Boddy noted that there’s a lot of experimenting with rule changes in the minor leagues. Those have already led to some rule changes in the majors, which have led to an increase in stolen bases to make the product more entertaining. He pointed to the pitch clock as another way the league has helped the product. MLB also has restricted certain defensive shifts that have turned some balls hit with a high expected batting average into routine outs.
“Baseball has the longest tradition of any of the sports, so it can be hard to make rule changes,” he said, adding the NFL did a nice job with rule changes to increase scoring for more entertainment.
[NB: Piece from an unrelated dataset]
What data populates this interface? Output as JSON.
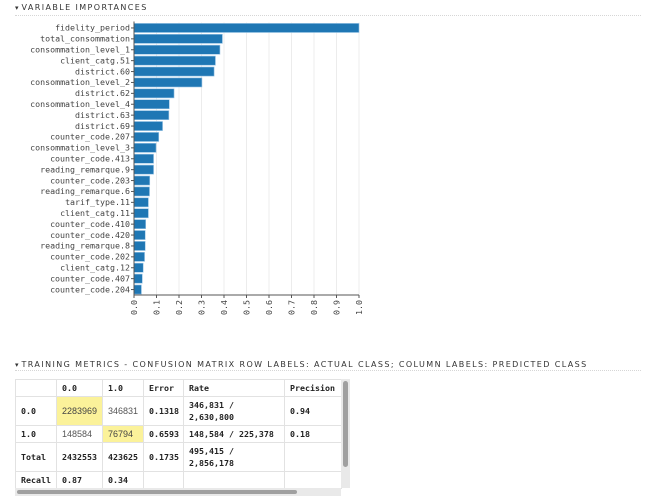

Boddy called basketball “probably more analytical than baseball in so many ways.” The NBA’s increased heavy reliance on the 3-point shot is something that many have argued has made their sport less entertaining.
‘There needs to be a balance’
Boddy said it makes sense for Breslow and other former players-turned-GMs like Chris Young (Rangers), Jerry Dipoto (Mariners) and Buster Posey (Giants) to lead baseball operations departments.
“There needs to be a balance, and I think we’re getting it,” Boddy said. “You see it in the choices that the owners choose to run the teams is that they have really smart people that also played in the big leagues.”
He thinks there are several great major league coaches who haven’t played pro ball or played minimal pro ball. But he feels he’d never be able to connect with major leaguers as well as ex-major leaguers. He said former big leaguers “have that instant connection” and it’s something they “deserve.” He feels what’s most important for those in uniform is “connecting on every axis possible.”
“Some people think that if you never played in the big leagues, it doesn’t matter — that you can eventually be on the same level,” Boddy said. “I don’t agree. I don’t think I can do (Red Sox pitching coach) Andrew Bailey’s job … I just don’t personally feel comfortable. I would never want to be the big league pitching coach.”
For now, Boddy will continue to carve out his spot in baseball using data to help improve performance.
“I think probably one of the biggest pieces that sticks out is just how clearly he can see where things are going,” Besky said.
Besky said Boddy has had a clear vision of where the game is heading in terms of biomechanics being impactful and leveraging data as more technology becomes available.
“Then I think he has a really good feel for understanding where that fits in as well and being able to kind of combine that,” Besky added. “I think a critical piece of leveraging the data is understanding what it measures and what it doesn’t.”
While Boddy understands a balance, he also understands winning is the priority and whatever leads to wins is most important, especially for those working for teams.
“Nerds have taken over baseball,” Boddy said. “But nerds have taken over all the sports.”